La France dispose du musée le plus fréquenté au monde, le Louvre, qui a accueilli plus de sept millions de visiteurs en 2022 et qui remonte la pente suite à la baisse de la fréquentation enregistrée avec la crise sanitaire. Cette évolution ne doit pas occulter l’essentiel : les Français fréquentent de moins en moins les musées et les expositions. La baisse ne date pas d’hier, mais de la fin des années 1990, selon les données du ministère de la Culture.

Leur fréquentation a augmenté de la fin des années 1970 jusqu’en 1997 : on passe alors de 33 % de personnes ayant visité un musée au moins une fois dans l’année à 40 %. Elle a chuté depuis à 29 %, niveau inférieur à celui que l’on constatait il y a cinquante ans. Il ne s’agit pas d’un phénomène de rejet des sorties à vocation culturelle puisque les monuments historiques, eux, reçoivent toujours autant de public. Leur fréquentation a même augmenté en 2018 par rapport à 2008, de 29 % à 34 %. Il en est de même pour la plupart des sorties pour des spectacles (théâtre, concert, cinéma, etc.).

Le déclin des visites de musées s’observe dans tous les milieux sociaux, y compris chez les cadres supérieurs. En 1980, 80 % d’entre eux avaient visité au moins un musée ou une exposition dans l’année, en 2018 ils ne sont plus que 62 %. Chez les employés et les ouvriers, la baisse date même des années 1970 et elle est beaucoup plus importante. À l’époque, un tiers des personnes issues des catégories populaires avaient visité un musée, désormais, elles ne sont plus que 18 %, presque moitié moins. En conséquence, les inégalités s’accroissent entre milieux sociaux. En 1973, le taux de fréquentation des musées et des expositions chez les cadres était deux fois supérieur à celui des catégories populaires, employés et ouvriers. En 2018, il est 3,4 fois plus élevé.

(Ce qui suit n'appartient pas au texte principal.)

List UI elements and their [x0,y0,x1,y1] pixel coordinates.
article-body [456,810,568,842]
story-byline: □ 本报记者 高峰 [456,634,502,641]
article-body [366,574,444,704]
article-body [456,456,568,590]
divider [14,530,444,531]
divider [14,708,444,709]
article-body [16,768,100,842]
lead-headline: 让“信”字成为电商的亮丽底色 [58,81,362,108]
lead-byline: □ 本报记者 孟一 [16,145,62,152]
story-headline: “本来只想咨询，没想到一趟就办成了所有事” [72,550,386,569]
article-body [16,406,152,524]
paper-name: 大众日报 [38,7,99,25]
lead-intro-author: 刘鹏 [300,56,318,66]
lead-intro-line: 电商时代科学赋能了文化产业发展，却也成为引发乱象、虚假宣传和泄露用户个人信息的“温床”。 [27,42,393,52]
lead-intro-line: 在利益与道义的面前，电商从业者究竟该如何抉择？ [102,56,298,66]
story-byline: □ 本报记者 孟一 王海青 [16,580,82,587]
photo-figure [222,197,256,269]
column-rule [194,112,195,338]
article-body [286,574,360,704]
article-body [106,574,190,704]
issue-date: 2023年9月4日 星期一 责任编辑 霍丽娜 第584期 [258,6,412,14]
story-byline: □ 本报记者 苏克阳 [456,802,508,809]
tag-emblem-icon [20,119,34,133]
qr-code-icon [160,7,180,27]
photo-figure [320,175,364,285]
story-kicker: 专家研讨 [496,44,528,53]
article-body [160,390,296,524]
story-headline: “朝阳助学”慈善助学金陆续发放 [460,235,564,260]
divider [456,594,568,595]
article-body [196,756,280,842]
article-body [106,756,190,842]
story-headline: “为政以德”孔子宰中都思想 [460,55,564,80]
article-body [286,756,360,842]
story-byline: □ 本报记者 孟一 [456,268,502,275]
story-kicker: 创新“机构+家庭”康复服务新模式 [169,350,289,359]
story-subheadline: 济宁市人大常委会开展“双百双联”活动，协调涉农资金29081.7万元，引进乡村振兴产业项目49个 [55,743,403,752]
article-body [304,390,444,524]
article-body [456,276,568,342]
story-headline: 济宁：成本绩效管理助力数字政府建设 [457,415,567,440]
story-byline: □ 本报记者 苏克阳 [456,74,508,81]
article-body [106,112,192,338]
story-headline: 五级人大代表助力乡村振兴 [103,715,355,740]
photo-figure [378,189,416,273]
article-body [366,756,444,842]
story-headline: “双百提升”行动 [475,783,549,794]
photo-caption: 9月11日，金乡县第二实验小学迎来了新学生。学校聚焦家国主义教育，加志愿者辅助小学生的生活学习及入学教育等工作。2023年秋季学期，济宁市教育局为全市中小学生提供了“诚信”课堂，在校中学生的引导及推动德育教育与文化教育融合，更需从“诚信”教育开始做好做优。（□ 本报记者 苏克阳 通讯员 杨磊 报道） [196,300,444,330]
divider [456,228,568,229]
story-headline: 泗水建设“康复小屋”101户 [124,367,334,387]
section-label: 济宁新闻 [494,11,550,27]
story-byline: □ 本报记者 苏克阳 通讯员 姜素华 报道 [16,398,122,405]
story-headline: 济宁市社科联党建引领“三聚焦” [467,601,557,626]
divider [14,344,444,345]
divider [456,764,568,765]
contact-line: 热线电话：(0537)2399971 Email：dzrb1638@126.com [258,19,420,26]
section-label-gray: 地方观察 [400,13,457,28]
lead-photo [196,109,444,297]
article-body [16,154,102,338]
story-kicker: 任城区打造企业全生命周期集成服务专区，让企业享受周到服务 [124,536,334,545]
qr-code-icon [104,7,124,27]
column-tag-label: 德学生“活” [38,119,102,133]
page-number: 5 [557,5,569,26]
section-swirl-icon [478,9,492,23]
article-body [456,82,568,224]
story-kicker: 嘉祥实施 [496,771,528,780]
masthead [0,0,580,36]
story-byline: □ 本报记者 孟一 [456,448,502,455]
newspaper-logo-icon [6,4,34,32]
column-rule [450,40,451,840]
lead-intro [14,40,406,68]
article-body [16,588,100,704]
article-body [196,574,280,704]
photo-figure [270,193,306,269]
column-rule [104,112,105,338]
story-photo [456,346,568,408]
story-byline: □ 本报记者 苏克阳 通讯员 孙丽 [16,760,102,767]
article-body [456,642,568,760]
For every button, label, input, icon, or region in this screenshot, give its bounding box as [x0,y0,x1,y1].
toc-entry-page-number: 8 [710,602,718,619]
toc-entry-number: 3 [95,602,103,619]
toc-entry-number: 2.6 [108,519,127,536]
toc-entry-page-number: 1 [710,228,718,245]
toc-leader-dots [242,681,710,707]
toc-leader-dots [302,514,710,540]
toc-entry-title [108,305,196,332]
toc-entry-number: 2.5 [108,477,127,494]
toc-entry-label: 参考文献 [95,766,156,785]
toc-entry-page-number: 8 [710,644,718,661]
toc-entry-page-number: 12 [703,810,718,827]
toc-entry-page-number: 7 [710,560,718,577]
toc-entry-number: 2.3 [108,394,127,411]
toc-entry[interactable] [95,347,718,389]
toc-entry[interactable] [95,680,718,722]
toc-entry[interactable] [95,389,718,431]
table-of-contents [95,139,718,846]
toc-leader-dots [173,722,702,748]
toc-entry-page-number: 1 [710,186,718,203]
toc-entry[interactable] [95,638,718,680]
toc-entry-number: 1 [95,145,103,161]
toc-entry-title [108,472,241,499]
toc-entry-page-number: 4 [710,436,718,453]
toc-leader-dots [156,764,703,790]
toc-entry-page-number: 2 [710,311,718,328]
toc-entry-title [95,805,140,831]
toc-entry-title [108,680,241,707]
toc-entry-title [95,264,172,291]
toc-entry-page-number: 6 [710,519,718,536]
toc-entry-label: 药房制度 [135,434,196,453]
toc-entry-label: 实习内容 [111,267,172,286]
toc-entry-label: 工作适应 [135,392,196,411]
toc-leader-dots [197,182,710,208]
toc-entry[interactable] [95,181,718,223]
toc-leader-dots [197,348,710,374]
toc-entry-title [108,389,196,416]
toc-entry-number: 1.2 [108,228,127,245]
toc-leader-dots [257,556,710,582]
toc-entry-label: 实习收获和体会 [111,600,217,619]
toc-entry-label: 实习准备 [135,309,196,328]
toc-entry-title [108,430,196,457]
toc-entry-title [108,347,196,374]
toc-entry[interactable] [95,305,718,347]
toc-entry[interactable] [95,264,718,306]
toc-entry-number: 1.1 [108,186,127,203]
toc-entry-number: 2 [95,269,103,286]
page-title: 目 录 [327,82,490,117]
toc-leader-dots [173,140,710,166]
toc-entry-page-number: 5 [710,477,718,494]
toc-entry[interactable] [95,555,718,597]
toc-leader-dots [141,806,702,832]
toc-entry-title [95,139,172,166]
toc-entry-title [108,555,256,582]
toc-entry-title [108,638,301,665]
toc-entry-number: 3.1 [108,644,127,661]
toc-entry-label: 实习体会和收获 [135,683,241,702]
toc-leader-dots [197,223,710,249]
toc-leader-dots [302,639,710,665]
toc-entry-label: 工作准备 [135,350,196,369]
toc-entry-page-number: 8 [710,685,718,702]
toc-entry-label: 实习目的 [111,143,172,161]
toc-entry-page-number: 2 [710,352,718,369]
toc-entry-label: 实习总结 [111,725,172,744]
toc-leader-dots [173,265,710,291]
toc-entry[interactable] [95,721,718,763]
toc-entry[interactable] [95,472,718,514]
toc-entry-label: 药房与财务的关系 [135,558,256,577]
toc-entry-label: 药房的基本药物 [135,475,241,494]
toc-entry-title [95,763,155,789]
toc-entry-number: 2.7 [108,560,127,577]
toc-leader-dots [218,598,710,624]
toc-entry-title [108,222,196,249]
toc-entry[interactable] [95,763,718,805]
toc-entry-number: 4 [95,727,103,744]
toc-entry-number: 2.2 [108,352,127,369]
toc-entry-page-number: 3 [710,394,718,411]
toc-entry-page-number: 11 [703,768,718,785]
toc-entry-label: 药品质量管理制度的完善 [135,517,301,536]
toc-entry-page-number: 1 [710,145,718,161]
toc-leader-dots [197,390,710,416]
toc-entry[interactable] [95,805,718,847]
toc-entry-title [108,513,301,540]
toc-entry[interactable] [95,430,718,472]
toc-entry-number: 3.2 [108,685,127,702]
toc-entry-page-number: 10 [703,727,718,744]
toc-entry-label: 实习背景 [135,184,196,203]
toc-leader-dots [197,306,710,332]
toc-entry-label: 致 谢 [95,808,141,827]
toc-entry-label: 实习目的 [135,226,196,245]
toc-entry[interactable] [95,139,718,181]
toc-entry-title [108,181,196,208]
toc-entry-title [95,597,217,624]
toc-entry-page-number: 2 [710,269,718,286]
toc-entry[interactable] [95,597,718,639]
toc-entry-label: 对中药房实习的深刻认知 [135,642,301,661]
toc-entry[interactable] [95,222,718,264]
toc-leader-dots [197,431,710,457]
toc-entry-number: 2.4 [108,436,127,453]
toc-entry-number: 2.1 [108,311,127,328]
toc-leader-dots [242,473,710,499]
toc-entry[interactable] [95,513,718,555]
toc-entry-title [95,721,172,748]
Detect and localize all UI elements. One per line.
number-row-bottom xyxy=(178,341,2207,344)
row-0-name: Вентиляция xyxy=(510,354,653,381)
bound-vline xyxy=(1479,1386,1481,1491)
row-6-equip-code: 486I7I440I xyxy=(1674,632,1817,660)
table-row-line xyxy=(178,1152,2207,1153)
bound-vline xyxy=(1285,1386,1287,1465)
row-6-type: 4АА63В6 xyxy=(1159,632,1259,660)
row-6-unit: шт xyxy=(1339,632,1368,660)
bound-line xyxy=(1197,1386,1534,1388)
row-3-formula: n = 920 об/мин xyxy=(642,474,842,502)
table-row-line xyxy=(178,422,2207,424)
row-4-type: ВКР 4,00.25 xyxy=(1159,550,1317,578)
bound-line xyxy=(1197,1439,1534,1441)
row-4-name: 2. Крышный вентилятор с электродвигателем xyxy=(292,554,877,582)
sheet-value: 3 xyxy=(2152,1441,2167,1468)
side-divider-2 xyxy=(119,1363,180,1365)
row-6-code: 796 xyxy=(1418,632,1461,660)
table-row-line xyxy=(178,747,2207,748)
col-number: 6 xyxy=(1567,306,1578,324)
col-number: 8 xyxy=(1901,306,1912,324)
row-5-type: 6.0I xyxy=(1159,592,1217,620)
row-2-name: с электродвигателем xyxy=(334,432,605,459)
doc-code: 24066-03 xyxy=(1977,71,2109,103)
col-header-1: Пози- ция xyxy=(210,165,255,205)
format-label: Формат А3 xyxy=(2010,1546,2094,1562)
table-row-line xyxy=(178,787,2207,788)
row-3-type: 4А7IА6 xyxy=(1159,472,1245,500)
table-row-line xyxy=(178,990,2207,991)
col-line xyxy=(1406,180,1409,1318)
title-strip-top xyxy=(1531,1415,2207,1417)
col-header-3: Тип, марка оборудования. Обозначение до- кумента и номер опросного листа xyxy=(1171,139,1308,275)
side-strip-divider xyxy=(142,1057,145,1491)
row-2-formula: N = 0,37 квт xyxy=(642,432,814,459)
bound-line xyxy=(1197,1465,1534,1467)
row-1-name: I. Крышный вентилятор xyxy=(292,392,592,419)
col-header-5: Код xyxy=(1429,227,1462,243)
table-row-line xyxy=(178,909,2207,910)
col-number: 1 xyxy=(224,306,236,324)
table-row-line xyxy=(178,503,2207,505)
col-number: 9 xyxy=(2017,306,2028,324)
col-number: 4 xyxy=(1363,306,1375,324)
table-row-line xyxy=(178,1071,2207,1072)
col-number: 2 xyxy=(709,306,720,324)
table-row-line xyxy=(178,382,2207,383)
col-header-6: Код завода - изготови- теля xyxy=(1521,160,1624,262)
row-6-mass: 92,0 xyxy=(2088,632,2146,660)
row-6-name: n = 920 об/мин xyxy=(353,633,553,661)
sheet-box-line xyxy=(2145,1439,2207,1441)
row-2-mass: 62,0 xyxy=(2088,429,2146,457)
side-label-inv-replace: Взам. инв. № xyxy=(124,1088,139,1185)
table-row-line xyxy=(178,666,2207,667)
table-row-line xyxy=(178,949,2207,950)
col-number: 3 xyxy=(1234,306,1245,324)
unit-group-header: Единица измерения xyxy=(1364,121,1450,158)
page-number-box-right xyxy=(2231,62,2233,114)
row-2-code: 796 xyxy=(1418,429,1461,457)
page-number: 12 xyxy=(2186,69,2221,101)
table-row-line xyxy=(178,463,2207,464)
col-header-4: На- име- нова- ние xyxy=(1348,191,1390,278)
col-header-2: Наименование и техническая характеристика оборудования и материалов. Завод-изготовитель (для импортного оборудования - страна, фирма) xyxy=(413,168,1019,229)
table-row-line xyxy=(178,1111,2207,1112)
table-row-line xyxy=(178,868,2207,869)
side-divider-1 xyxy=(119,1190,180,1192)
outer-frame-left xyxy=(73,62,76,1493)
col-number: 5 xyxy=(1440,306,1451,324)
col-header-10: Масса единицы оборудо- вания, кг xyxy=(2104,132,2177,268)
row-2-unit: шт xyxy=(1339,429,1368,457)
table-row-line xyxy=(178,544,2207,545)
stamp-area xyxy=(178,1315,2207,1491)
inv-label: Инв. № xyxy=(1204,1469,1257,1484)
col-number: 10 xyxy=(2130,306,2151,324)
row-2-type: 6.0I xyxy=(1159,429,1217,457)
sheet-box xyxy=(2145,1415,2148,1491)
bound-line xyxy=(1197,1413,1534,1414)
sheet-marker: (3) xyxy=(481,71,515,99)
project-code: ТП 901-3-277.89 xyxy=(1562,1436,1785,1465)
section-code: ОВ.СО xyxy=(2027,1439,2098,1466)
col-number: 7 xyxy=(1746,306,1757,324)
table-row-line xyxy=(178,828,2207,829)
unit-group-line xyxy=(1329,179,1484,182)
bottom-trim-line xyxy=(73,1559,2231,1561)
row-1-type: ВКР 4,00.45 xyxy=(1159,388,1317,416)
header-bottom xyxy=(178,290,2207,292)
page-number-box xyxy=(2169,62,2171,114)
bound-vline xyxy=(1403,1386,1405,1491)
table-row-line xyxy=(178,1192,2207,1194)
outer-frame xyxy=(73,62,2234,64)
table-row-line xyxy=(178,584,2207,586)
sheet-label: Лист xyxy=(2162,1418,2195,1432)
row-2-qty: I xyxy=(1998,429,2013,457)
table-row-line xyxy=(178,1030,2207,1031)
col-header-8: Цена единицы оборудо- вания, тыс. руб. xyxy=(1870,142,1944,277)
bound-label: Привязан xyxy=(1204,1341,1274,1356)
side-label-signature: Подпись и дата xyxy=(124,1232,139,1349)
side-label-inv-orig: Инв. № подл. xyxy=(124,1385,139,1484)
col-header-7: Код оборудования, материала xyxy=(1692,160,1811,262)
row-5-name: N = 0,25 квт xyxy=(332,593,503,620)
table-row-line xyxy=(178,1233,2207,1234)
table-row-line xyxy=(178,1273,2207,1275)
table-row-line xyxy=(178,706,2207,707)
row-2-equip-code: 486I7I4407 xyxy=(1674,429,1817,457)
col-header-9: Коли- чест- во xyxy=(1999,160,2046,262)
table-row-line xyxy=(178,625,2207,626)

La diminution se ressent dans toutes les classes d’âge. De 1973 à 1997, on avait assisté à une hausse de la fréquentation des personnes âgées de 15 à 59 ans, autour de 40-45 % de visiteurs. Toutes ces tranches d’âge ont décliné de la même manière ensuite, pour se situer autour de 30-35 %. Chez les 60 ans et plus, la baisse est plus récente et date de la fin des années 2000. Un quart des personnes de cette tranche d’âge visite un musée au moins une fois dans l’année contre un tiers en 2008.

Ce déclin est d’autant plus marquant que l’élévation du niveau de diplôme d’un côté et la croissance de l’offre ainsi que des événements (comme les Journées du patrimoine) de l’autre auraient dû conduire davantage de visiteurs à franchir la porte des musées. Seule la mise en place de grandes expositions médiatisées et les visiteurs étrangers tirent la fréquentation. Il faut dire que les musées français demeurent particulièrement élitistes. En 2018, 9 % des non-diplômés sont allés au musée au moins une fois, contre 52 % des diplômés de l’enseignement supérieur. Même si les politiques à mettre en œuvre ne sont pas simples et demandent d’importants moyens, force est de constater que les pouvoirs publics et les lieux culturels ne font pas les efforts nécessaires pour élargir leur public, fermant les yeux sur des inégalités sociales de fréquentation.